Elon Musk’s companies can survive exploding rockets, “super rude” customers, and various other setbacks, but Tesla is currently living its worst nightmare.
Tesla shares are down 25% on the year and at their lowest level since February 2014.
It looks as though super cheap gas is dealing the company a big blow.
Musk recently said his electric vehicle company was immune to super low gas prices because his customers were interested in high-end super cars.
Wall Street appears to be in disagreement withe company’s founder.

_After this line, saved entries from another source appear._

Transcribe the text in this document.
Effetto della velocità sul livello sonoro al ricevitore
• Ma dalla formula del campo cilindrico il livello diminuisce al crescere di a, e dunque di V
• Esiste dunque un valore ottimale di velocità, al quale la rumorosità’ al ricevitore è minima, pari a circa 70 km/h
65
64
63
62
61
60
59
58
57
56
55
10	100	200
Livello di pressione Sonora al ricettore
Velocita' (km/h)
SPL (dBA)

Adam Hull, an analyst with European investment bank Berenberg, initiated coverage on Tesla Wednesday with a sell rating.
Following his note to investors Pacific Crest analyst Brad Erickson said in a report Tuesday that investors should “avoid” Tesla stock. Erickson said the company was likely experiencing sluggish demand for its new Model X crossover.
Even Adam Jonas of Morgan Stanley, a longtime Tesla bull, is starting to turn bearish. Jonas cut his price target from $450 a share to $333 on Monday. That’s still an 80% premium on Tesla shares.
Tesla is hoping to release a “cheaper” Model 3 in 2017, however, it will still cost $35,000. That’s a pretty big premium during a time when gas prices are averaging $1.76 a gallon. Many investors believe the company won’t deliver the vehicle until 2018.
Before the Model 3 can debut, Tesla must first get its gigafactory up and running in order to produce the massive number of lithium ion batteries it will need for production.
Elon Musk has promised to release more details about the Model 3 in March.
Jonas is no longer convinced that Tesla can deliver on his promise to deliver 500,000 vehicles per year by 2020. His reason is simple: Low gas prices.
Jonas believes Tesla may only deliver 246,000 cars by 2020.
“Low demand for electric vehicles categorically and globally in a $30 oil environment leads us to reduce volume assumptions for the Model 3,” Jonas wrote.
Tesla shares are still trading at a ridiculous 100 times 2016 earnings estimates, and if investors are starting to believe the company won’t deliver, that could translate to a very bad 2016 for the company.
In the meantime, the Chevy Bolt will debut later this year and will cost about $30,000. As the big three automakers and their foreign counterparts continue to undercut Tesla’s price point, it could cause further growing pains for the company.
Further complicating the relationship Tesla has with customers is a new GM partnership with ride-sharing startup Lyft. Those companies are working together to build autonomous cars. Ford is also reportedly working with Alphabet (Google) on driverless vehicles. While not confirmed by the company, it’s the “worst kept secret” in Silicon Valley that Apple is also attempting to develop an autonomous vehicle.
Tesla is already missing targets. The company delivered 50,850 vehicles to customers in 2015. That was below the forecast of 55,000 that Musk promised at the beginning of last year.
If Elon Musk delivers on his promise to increase production by 50% year-over-year for the next few years, Tesla could rebound and prosper. However, that means Tesla will need to deliver just over 75,000 vehicles in 2016.